McNeal is a 2013 graduate of La Center High School who moved to Alaska after attending the University of Alaska Anchorage.

After taking up dog mushing in 2018, he placed 28th overall and second-best among Iditarod rookies last year.

McNeal said he has enjoyed sharing his insider’s experience from the 2021 Iditarod with others, particularly during visits back to Clark County.

“It was really fun to come back from the race last year and getting to talk to people about it,” he said. “Because obviously, mushing is not a huge thing down in Southwest Washington. I had a lot of people who I really didn’t know who reached out to say, ‘Good job’ and ‘We’ve been following you.’”

It has been a particularly harsh winter in the interior of Alaska, with record snowfall. That comes with advantages and disadvantages.

“The trail reports I’ve heard is a lot of the snowless parts of the course have snow this year, so that’s super exciting,” McNeal said. “Hopefully, those conditions will hold in the next couple of weeks.”

The weather has also led to hazards. Two weeks ago, an Iditarod rookie had her team attacked by moose while on a training run.

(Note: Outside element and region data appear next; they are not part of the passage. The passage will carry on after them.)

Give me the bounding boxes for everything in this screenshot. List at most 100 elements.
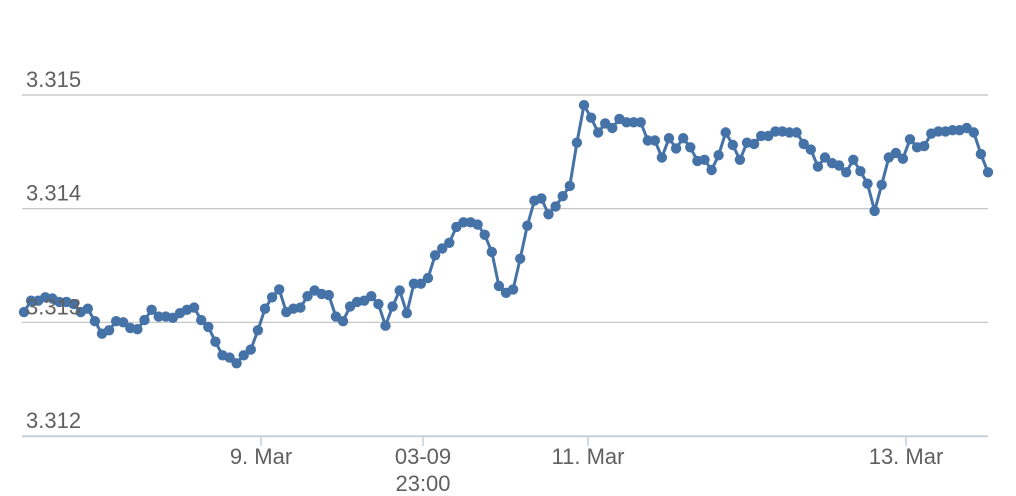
data-point[interactable]: [919, 140, 930, 152]
data-point[interactable]: [415, 278, 427, 289]
data-point[interactable]: [720, 127, 731, 138]
data-point[interactable]: [366, 291, 377, 302]
data-point[interactable]: [543, 209, 554, 220]
data-point[interactable]: [678, 133, 689, 144]
data-point[interactable]: [727, 139, 738, 151]
data-point[interactable]: [266, 292, 278, 303]
x-axis: [22, 435, 988, 446]
series-line: [22, 103, 990, 365]
data-point[interactable]: [670, 143, 682, 154]
data-point[interactable]: [380, 320, 391, 331]
data-point[interactable]: [245, 344, 256, 355]
data-point[interactable]: [522, 220, 533, 231]
data-point[interactable]: [897, 153, 909, 164]
data-point[interactable]: [444, 237, 455, 248]
x-tick-label: 11. Mar: [552, 444, 625, 469]
data-point[interactable]: [203, 321, 214, 333]
data-point[interactable]: [132, 324, 143, 335]
data-point[interactable]: [146, 304, 157, 315]
data-point[interactable]: [302, 291, 313, 302]
data-point[interactable]: [515, 253, 526, 264]
data-point[interactable]: [564, 180, 575, 192]
data-point[interactable]: [437, 243, 448, 254]
data-point[interactable]: [890, 147, 902, 159]
data-point[interactable]: [862, 178, 873, 189]
data-point[interactable]: [585, 112, 597, 123]
data-point[interactable]: [536, 193, 547, 204]
data-point[interactable]: [833, 160, 845, 171]
data-point[interactable]: [592, 127, 604, 138]
data-point[interactable]: [855, 166, 866, 177]
data-point[interactable]: [231, 358, 242, 369]
data-point[interactable]: [82, 303, 94, 314]
data-point[interactable]: [656, 152, 668, 163]
data-point[interactable]: [876, 179, 887, 190]
data-point[interactable]: [734, 154, 746, 165]
data-point[interactable]: [196, 314, 207, 326]
data-point[interactable]: [252, 325, 264, 336]
data-point[interactable]: [422, 272, 434, 284]
x-tick-sublabel: 23:00: [395, 471, 450, 496]
data-point[interactable]: [323, 289, 334, 301]
data-point[interactable]: [635, 117, 646, 128]
data-point[interactable]: [394, 285, 405, 296]
grid-lines: [22, 94, 988, 437]
data-point[interactable]: [706, 164, 717, 176]
data-point[interactable]: [103, 325, 115, 336]
data-point[interactable]: [210, 336, 221, 347]
y-tick-label: 3.312: [26, 408, 81, 433]
data-point[interactable]: [274, 284, 285, 295]
data-point[interactable]: [685, 142, 696, 153]
y-tick-label: 3.314: [26, 181, 81, 206]
data-point[interactable]: [791, 127, 802, 138]
data-point[interactable]: [578, 100, 590, 111]
data-point[interactable]: [373, 298, 384, 310]
data-point[interactable]: [295, 302, 306, 313]
data-point[interactable]: [607, 122, 618, 134]
data-point[interactable]: [982, 167, 994, 178]
data-point[interactable]: [401, 308, 412, 319]
data-point[interactable]: [337, 316, 349, 327]
data-point[interactable]: [805, 144, 816, 155]
data-point[interactable]: [968, 127, 979, 138]
data-point[interactable]: [472, 219, 483, 230]
data-point[interactable]: [68, 298, 79, 310]
data-point[interactable]: [259, 303, 271, 314]
data-point[interactable]: [869, 205, 880, 217]
data-point[interactable]: [812, 161, 824, 172]
y-tick-label: 3.315: [26, 67, 81, 92]
data-point[interactable]: [798, 138, 809, 150]
y-tick-label: 3.313: [26, 294, 81, 319]
data-point[interactable]: [429, 250, 441, 261]
data-point[interactable]: [387, 301, 398, 312]
data-point[interactable]: [663, 133, 675, 144]
data-point[interactable]: [479, 229, 490, 240]
data-point[interactable]: [507, 284, 519, 295]
y-axis-labels: 3.312 3.313 3.314 3.315: [26, 67, 81, 433]
data-point[interactable]: [748, 138, 760, 150]
data-point[interactable]: [188, 302, 200, 313]
data-point[interactable]: [493, 280, 505, 292]
data-point[interactable]: [819, 152, 831, 163]
data-point[interactable]: [224, 352, 235, 363]
plot-area: [18, 100, 994, 369]
data-point[interactable]: [571, 137, 583, 148]
data-point[interactable]: [118, 317, 129, 328]
data-point[interactable]: [848, 154, 859, 165]
data-point[interactable]: [557, 191, 568, 202]
data-point[interactable]: [89, 316, 101, 327]
x-tick-label: 03-09: [395, 444, 451, 469]
data-point[interactable]: [139, 314, 150, 326]
data-point[interactable]: [550, 201, 561, 212]
data-point[interactable]: [841, 167, 852, 178]
data-point[interactable]: [713, 150, 724, 161]
data-point[interactable]: [699, 154, 710, 165]
data-point[interactable]: [975, 148, 987, 160]
data-point[interactable]: [904, 134, 916, 145]
data-point[interactable]: [649, 135, 661, 146]
data-point[interactable]: [238, 350, 249, 361]
data-point[interactable]: [486, 246, 497, 258]
data-point[interactable]: [18, 306, 30, 318]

“Moose have been a huge problem this year just because here in the interior, we’ve had just record-breaking snow,” McNeal said. “And then that 2-inch layer of ice on the snow (in December) made it even harder on the moose. They’re hungry. They’re having a hard time moving around finding food. So they’re just angry. I feel really bad for them. It has made it increasingly more difficult to train dogs and to make sure you can keep your dogs and yourself safe.”

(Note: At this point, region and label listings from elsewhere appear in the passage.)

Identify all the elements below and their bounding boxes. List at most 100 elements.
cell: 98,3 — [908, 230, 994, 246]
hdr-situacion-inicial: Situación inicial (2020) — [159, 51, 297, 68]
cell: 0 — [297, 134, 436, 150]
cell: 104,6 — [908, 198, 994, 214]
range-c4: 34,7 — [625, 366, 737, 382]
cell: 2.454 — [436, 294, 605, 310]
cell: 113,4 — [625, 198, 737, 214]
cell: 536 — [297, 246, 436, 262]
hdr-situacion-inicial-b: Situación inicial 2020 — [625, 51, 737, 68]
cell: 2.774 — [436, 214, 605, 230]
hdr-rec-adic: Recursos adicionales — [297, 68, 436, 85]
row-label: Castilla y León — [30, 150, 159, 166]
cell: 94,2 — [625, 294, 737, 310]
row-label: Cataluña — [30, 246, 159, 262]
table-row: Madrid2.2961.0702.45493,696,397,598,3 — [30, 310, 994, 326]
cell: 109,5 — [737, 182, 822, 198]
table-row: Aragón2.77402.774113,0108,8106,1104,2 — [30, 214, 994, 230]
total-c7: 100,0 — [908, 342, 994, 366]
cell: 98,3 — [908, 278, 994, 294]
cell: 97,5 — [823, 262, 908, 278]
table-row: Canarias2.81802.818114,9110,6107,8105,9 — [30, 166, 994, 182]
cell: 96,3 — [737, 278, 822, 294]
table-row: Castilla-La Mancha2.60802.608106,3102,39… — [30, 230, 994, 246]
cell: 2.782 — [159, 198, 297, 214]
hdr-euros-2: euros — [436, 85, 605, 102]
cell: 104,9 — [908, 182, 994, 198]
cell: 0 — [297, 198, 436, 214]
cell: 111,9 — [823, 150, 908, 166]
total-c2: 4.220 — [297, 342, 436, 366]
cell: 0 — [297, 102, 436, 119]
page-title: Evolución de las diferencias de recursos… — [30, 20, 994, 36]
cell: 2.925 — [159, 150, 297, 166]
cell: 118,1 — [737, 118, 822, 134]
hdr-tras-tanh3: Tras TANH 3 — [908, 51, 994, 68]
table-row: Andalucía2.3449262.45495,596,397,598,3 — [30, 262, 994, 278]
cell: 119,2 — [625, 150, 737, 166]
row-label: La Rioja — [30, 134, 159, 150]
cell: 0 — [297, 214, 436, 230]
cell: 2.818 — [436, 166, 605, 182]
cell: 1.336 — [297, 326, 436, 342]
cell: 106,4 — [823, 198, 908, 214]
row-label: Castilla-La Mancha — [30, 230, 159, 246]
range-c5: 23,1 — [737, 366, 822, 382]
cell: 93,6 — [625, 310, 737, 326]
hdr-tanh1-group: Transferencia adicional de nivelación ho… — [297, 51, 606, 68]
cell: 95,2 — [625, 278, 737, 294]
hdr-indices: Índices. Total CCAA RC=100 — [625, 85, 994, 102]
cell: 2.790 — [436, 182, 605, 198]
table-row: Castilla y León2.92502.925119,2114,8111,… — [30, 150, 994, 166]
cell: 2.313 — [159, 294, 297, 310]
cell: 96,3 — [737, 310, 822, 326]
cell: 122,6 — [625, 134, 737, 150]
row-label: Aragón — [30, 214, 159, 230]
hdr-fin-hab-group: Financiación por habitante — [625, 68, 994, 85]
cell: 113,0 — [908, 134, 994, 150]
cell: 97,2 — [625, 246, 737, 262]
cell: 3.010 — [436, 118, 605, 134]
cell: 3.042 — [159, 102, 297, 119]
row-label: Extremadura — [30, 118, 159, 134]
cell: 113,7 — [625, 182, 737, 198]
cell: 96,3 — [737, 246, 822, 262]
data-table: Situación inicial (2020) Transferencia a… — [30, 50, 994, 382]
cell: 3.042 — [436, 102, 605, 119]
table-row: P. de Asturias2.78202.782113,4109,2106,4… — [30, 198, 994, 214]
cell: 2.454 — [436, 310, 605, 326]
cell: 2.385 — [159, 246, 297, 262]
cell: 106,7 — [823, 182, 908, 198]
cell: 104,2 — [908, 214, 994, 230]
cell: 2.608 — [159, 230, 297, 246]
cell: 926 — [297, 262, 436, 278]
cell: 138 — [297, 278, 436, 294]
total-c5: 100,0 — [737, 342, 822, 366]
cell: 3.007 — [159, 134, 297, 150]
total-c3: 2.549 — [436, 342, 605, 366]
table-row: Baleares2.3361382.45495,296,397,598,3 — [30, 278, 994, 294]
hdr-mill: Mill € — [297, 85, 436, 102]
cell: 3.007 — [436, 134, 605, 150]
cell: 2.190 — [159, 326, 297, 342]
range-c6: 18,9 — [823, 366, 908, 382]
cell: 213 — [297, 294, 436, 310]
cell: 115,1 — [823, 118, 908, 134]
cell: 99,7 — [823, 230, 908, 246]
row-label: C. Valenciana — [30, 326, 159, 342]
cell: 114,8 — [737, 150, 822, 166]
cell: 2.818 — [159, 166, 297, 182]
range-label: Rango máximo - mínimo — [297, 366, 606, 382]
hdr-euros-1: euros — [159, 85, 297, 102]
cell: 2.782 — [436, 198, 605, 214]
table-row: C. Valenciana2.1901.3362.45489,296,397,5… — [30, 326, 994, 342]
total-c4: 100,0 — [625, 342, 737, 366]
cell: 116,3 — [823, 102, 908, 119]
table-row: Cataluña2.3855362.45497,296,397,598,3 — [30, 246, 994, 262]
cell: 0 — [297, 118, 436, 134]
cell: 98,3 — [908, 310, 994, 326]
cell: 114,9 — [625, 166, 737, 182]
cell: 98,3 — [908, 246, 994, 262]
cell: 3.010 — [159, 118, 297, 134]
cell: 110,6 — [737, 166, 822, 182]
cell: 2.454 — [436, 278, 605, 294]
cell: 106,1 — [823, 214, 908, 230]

Last summer, McNeal didn’t know if he’d be returning to the Iditarod in 2022.

“And then, I don’t know, right around when signups started, I started contemplating it,” he said. “It’s the 50th anniversary of the race, and the core of my team is coming into the prime age for racing. So it kind of made sense to sign up, even with as much work as it is.

“It’s just a huge time and money and energy commitment. My wife (Jobie) and I, we both work full-time jobs. And we both come home from work, and then we’re doing dog stuff. It’s pretty much a commitment from the middle of August to the beginning of April. We’ve already built our lives around our dogs, but it’s much more of a grind to make sure of everything to run the Iditarod, and a huge financial commitment as well.”

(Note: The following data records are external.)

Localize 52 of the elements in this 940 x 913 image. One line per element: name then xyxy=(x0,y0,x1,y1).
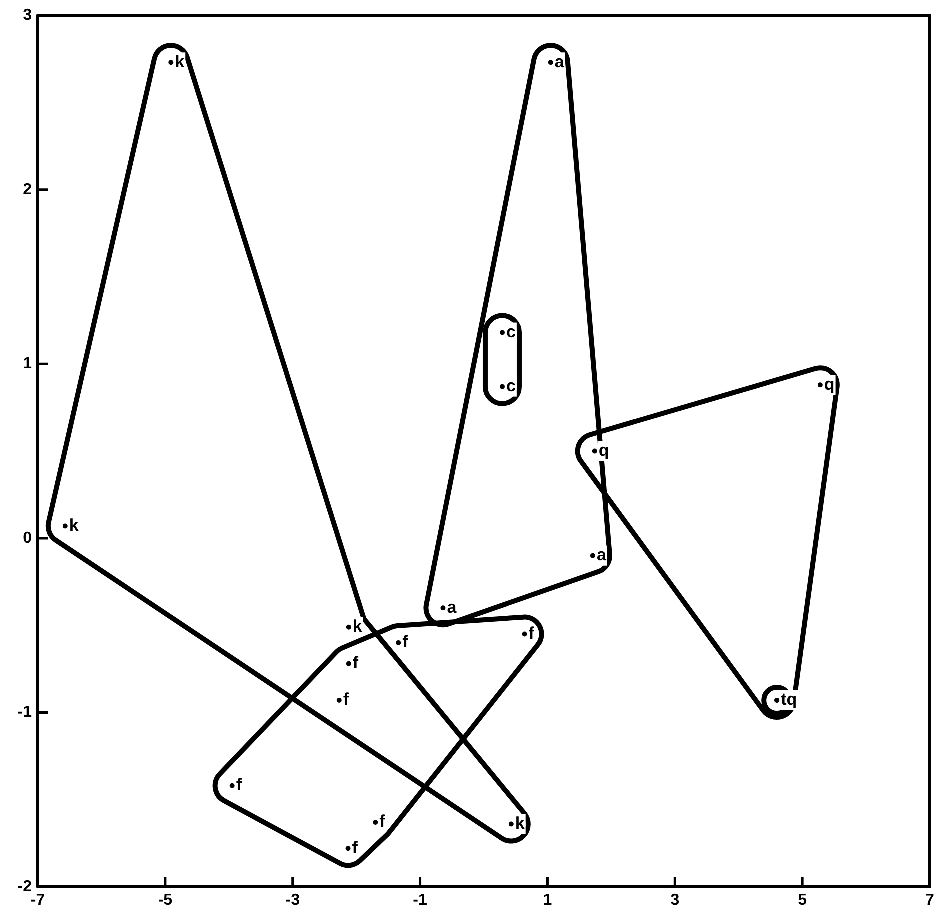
y-tick-label: 0 xyxy=(23,530,32,547)
point xyxy=(396,640,402,646)
x-tick-label: -5 xyxy=(158,892,173,910)
series-label: k xyxy=(69,516,80,535)
point xyxy=(336,698,342,704)
y-tick-label: -1 xyxy=(18,704,32,722)
point xyxy=(500,384,505,390)
x-tick-label: 5 xyxy=(798,892,808,910)
point xyxy=(500,330,505,336)
point xyxy=(592,448,598,454)
series-label: a xyxy=(554,52,565,72)
text: k xyxy=(515,814,525,833)
point xyxy=(168,60,174,66)
series-label: c xyxy=(506,376,516,396)
point xyxy=(522,632,528,637)
x-tick-label: 3 xyxy=(670,892,680,910)
text: f xyxy=(236,776,242,795)
point xyxy=(590,553,596,558)
point xyxy=(346,661,352,666)
series-label: q xyxy=(824,374,835,394)
text: a xyxy=(447,598,457,617)
text: k xyxy=(352,617,362,636)
text: f xyxy=(528,624,534,643)
x-tick-label: -7 xyxy=(30,892,46,910)
text: q xyxy=(598,440,610,460)
y-tick-label: -2 xyxy=(18,878,32,896)
text: f xyxy=(380,812,386,832)
y-tick-label: 3 xyxy=(23,7,32,24)
text: k xyxy=(175,52,185,72)
x-tick-label: 7 xyxy=(926,892,935,910)
point xyxy=(62,524,68,529)
y-tick-label: 2 xyxy=(23,181,32,198)
text: f xyxy=(402,632,408,652)
text: tq xyxy=(781,690,798,710)
point xyxy=(508,822,514,827)
point xyxy=(230,783,235,788)
x-tick-label: 1 xyxy=(543,892,552,910)
point xyxy=(346,846,351,852)
text: f xyxy=(352,838,358,858)
x-tick-label: -1 xyxy=(413,892,428,910)
series-label: f xyxy=(352,654,359,673)
point xyxy=(818,382,823,388)
point xyxy=(373,820,378,826)
text: f xyxy=(343,690,350,710)
y-tick-label: 1 xyxy=(23,356,32,373)
point xyxy=(440,606,446,611)
text: a xyxy=(596,546,606,565)
point xyxy=(548,60,554,66)
x-tick-label: -3 xyxy=(286,892,300,910)
point xyxy=(346,624,352,630)
point xyxy=(774,698,780,704)
text: c xyxy=(506,322,516,342)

McNeal, 27, is taking a month off from his job as a well site supervisor for Hilcorp, an oil company on the North Slope of Alaska. This year, Hilcorp has become one of the principal sponsors of the Iditarod. McNeal will have a special Iditarider during Saturday’s ceremonial start in Anchorage.

“An Iditarider is a sponsor or someone who can bid to ride in the sled during the ceremonial start,” McNeal said. “So I’ll be taking the Hilcorp representative in my sled.”

McNeal is making the final preparations for this year’s journey, including dropping 1,900 pounds of food for his team and making sure all his dogs are fit to run nearly 1,000 miles.

On Wednesday, McNeal was due to depart his home near Fairbanks for Anchorage, and he will attend a mushers’ meeting today. Then comes the ceremonial start in Anchorage on Saturday.

“And then we travel two hours north to Willow for the restart (Sunday),” McNeal said. “And then we’ll be out on the trail for however many days it takes me to get to Nome.”

McNeal hopes that is less than the 9½ days it took him to complete the race last year.

“My goal is place higher than I placed last year,” he said. “It’ll be fun to see what happens. I’m more experienced; my dogs are more experienced. That definitely helps.”